Beberapa hari lalu, saya meminta maaf kepada pengikut instagram saya, atas perbuatan saya selama ini yang sekiranya menyakiti hati, baik perilaku di dunia maya, maupun dunia nyata. Tentunya tak lupa saya sandingkan dengan tulisan “aku sayang kalian semua” dan “tak ada satupun dari kalian yang menyakiti hati saya, kalaupun ada, sudah saya maafkan jauh-jauh hari”.

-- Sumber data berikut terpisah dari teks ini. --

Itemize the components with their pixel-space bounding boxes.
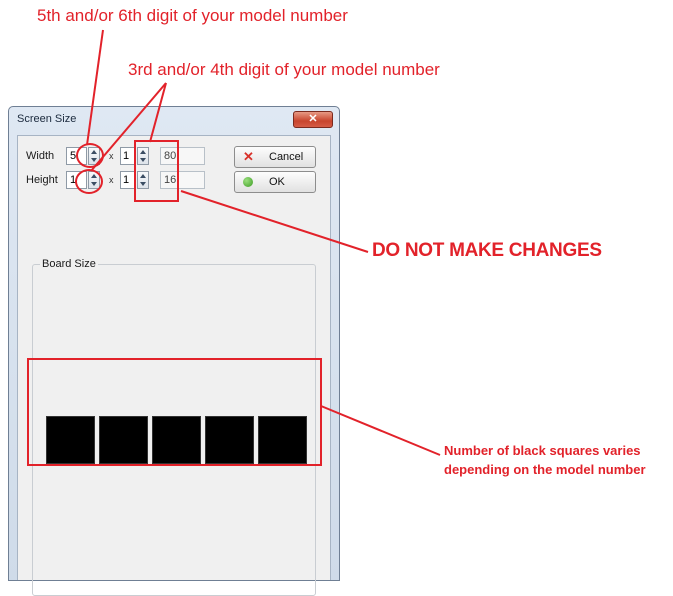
leader-line-squares [320,405,441,456]
annotation-leader-lines [86,29,441,456]
leader-line-5th-digit [86,29,104,146]
leader-line-do-not-change [180,190,369,253]
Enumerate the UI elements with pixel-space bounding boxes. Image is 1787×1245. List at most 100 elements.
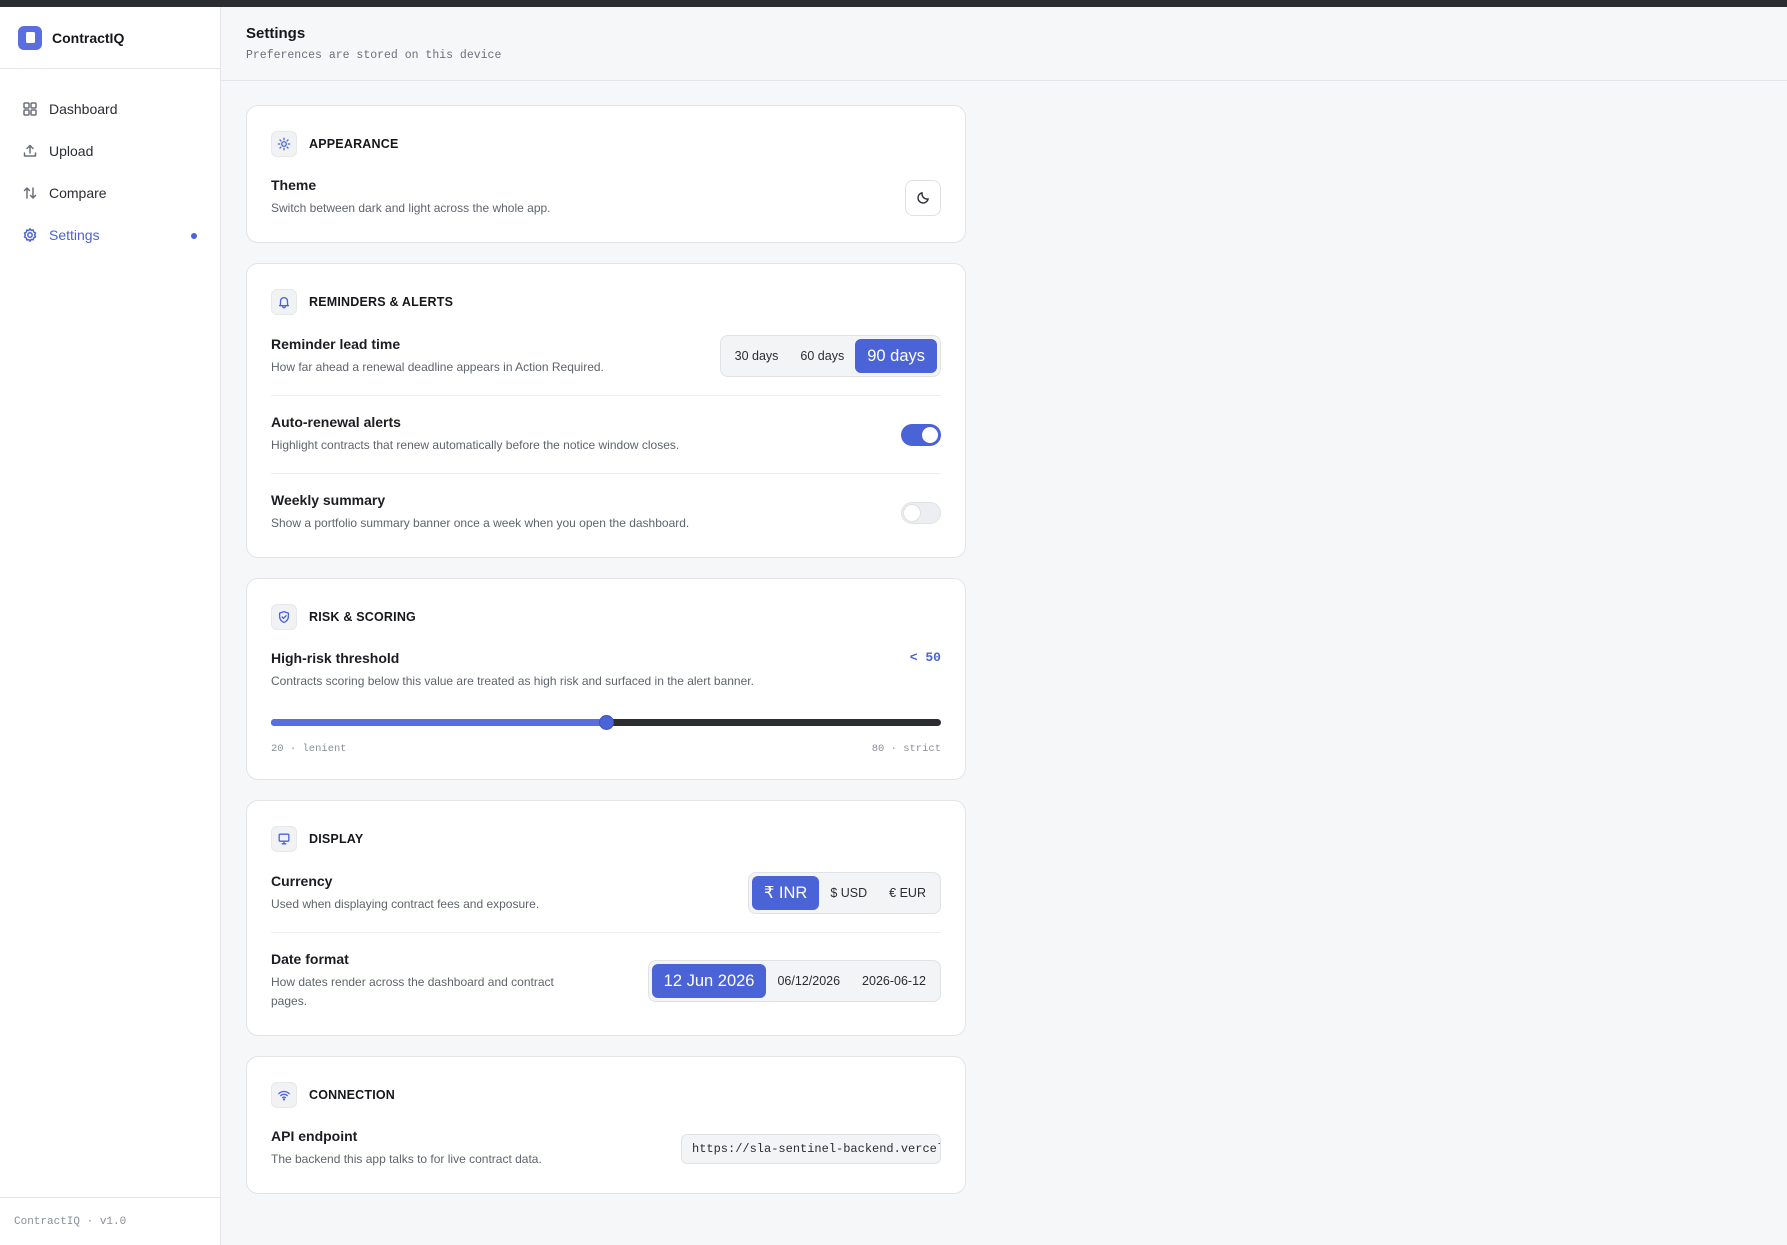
row-text: Theme Switch between dark and light acro… [271,177,551,218]
card-header: APPEARANCE [271,131,941,157]
row-label: Auto-renewal alerts [271,414,401,430]
api-endpoint-row: API endpoint The backend this app talks … [271,1128,941,1169]
brand[interactable]: ContractIQ [0,7,220,69]
theme-toggle-button[interactable] [905,179,941,216]
threshold-row: High-risk threshold Contracts scoring be… [271,650,941,691]
lead-time-row: Reminder lead time How far ahead a renew… [271,335,941,377]
api-endpoint-field[interactable]: https://sla-sentinel-backend.vercel.app [681,1133,941,1164]
settings-list: APPEARANCE Theme Switch between dark and… [221,81,966,1194]
swap-icon [23,187,37,199]
currency-option-usd[interactable]: $ USD [819,876,878,910]
toggle-knob [922,426,938,443]
threshold-value: < 50 [909,650,941,665]
threshold-slider[interactable] [271,715,941,730]
active-indicator-dot [191,233,197,239]
auto-renewal-toggle[interactable] [901,423,941,446]
row-text: Reminder lead time How far ahead a renew… [271,336,604,377]
slider-min-label: 20 · lenient [271,743,347,755]
row-label: Date format [271,951,349,967]
weekly-summary-toggle[interactable] [901,501,941,524]
sidebar-nav: Dashboard Upload Compare Settings [0,69,220,256]
reminders-card: REMINDERS & ALERTS Reminder lead time Ho… [246,263,966,558]
connection-card: CONNECTION API endpoint The backend this… [246,1056,966,1194]
card-header: CONNECTION [271,1082,941,1108]
page-title: Settings [246,25,306,42]
sidebar-item-label: Upload [49,143,94,159]
page-header: Settings Preferences are stored on this … [221,7,1787,81]
wifi-icon [271,1082,297,1108]
slider-fill [271,719,606,726]
sidebar-item-compare[interactable]: Compare [0,172,220,214]
weekly-summary-row: Weekly summary Show a portfolio summary … [271,473,941,533]
currency-row: Currency Used when displaying contract f… [271,872,941,914]
gear-icon [23,228,37,242]
sidebar-item-dashboard[interactable]: Dashboard [0,88,220,130]
row-text: Date format How dates render across the … [271,951,591,1011]
bell-icon [271,289,297,315]
date-format-option-slash[interactable]: 06/12/2026 [766,964,851,998]
row-label: Weekly summary [271,492,386,508]
date-format-row: Date format How dates render across the … [271,932,941,1011]
upload-icon [23,144,37,157]
date-format-option-iso[interactable]: 2026-06-12 [851,964,937,998]
date-format-selector: 12 Jun 2026 06/12/2026 2026-06-12 [647,960,941,1002]
row-description: Show a portfolio summary banner once a w… [271,516,690,530]
row-label: Theme [271,177,317,193]
page-subtitle: Preferences are stored on this device [246,49,502,62]
row-description: How dates render across the dashboard an… [271,975,554,1008]
moon-icon [916,192,929,204]
row-text: Auto-renewal alerts Highlight contracts … [271,414,679,455]
grid-icon [23,102,37,116]
sun-icon [271,131,297,157]
slider-labels: 20 · lenient 80 · strict [271,743,941,755]
card-header: REMINDERS & ALERTS [271,289,941,315]
row-label: Currency [271,872,333,889]
date-format-option-long[interactable]: 12 Jun 2026 [651,964,767,998]
lead-time-selector: 30 days 60 days 90 days [719,335,941,377]
shield-icon [271,604,297,630]
sidebar-item-label: Compare [49,185,107,201]
sidebar-item-upload[interactable]: Upload [0,130,220,172]
row-description: How far ahead a renewal deadline appears… [271,359,604,374]
display-card: DISPLAY Currency Used when displaying co… [246,800,966,1036]
card-title: CONNECTION [309,1088,396,1102]
slider-thumb[interactable] [599,715,614,730]
appearance-card: APPEARANCE Theme Switch between dark and… [246,105,966,243]
sidebar: ContractIQ Dashboard Upload Compare Sett… [0,7,221,1245]
row-description: The backend this app talks to for live c… [271,1152,542,1166]
lead-time-option-30[interactable]: 30 days [724,339,790,373]
top-bar [0,0,1787,7]
card-header: DISPLAY [271,826,941,852]
card-header: RISK & SCORING [271,604,941,630]
sidebar-item-settings[interactable]: Settings [0,214,220,256]
monitor-icon [271,826,297,852]
row-text: API endpoint The backend this app talks … [271,1128,542,1169]
row-description: Highlight contracts that renew automatic… [271,438,680,452]
row-text: High-risk threshold Contracts scoring be… [271,650,754,691]
currency-option-inr[interactable]: ₹ INR [751,876,820,910]
row-label: Reminder lead time [271,335,401,352]
lead-time-option-90[interactable]: 90 days [855,339,937,373]
brand-name: ContractIQ [52,29,125,46]
row-description: Switch between dark and light across the… [271,201,551,215]
document-icon [18,25,42,50]
row-description: Used when displaying contract fees and e… [271,896,540,911]
row-text: Currency Used when displaying contract f… [271,873,539,914]
card-title: REMINDERS & ALERTS [309,295,454,309]
card-title: RISK & SCORING [309,610,416,624]
row-label: High-risk threshold [271,650,400,666]
row-description: Contracts scoring below this value are t… [271,674,754,688]
currency-selector: ₹ INR $ USD € EUR [747,872,941,914]
theme-row: Theme Switch between dark and light acro… [271,177,941,218]
row-label: API endpoint [271,1128,358,1144]
currency-option-eur[interactable]: € EUR [878,876,937,910]
main-content: Settings Preferences are stored on this … [221,7,1787,1245]
toggle-knob [904,504,920,521]
sidebar-item-label: Dashboard [49,101,118,117]
auto-renewal-row: Auto-renewal alerts Highlight contracts … [271,395,941,455]
risk-card: RISK & SCORING High-risk threshold Contr… [246,578,966,780]
sidebar-item-label: Settings [49,227,100,243]
row-text: Weekly summary Show a portfolio summary … [271,492,689,533]
lead-time-option-60[interactable]: 60 days [789,339,855,373]
card-title: APPEARANCE [309,137,399,151]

Saya belum pernah merasa sebegitu rentannya dalam hidup ini. Hal ini dipicu oleh inisiatif bodoh saya terkait dengan kematian demi kematian yang mendatangi teman, keluarga besar dan orang tua dari teman-teman yang pernah berinteraksi. Apa inisiatifnya? Selama seminggu, setiap harinya, saya dengan sengaja menghitung berapa banyak orang-orang yang saya sebutkan di atas menjumpai ajalnya.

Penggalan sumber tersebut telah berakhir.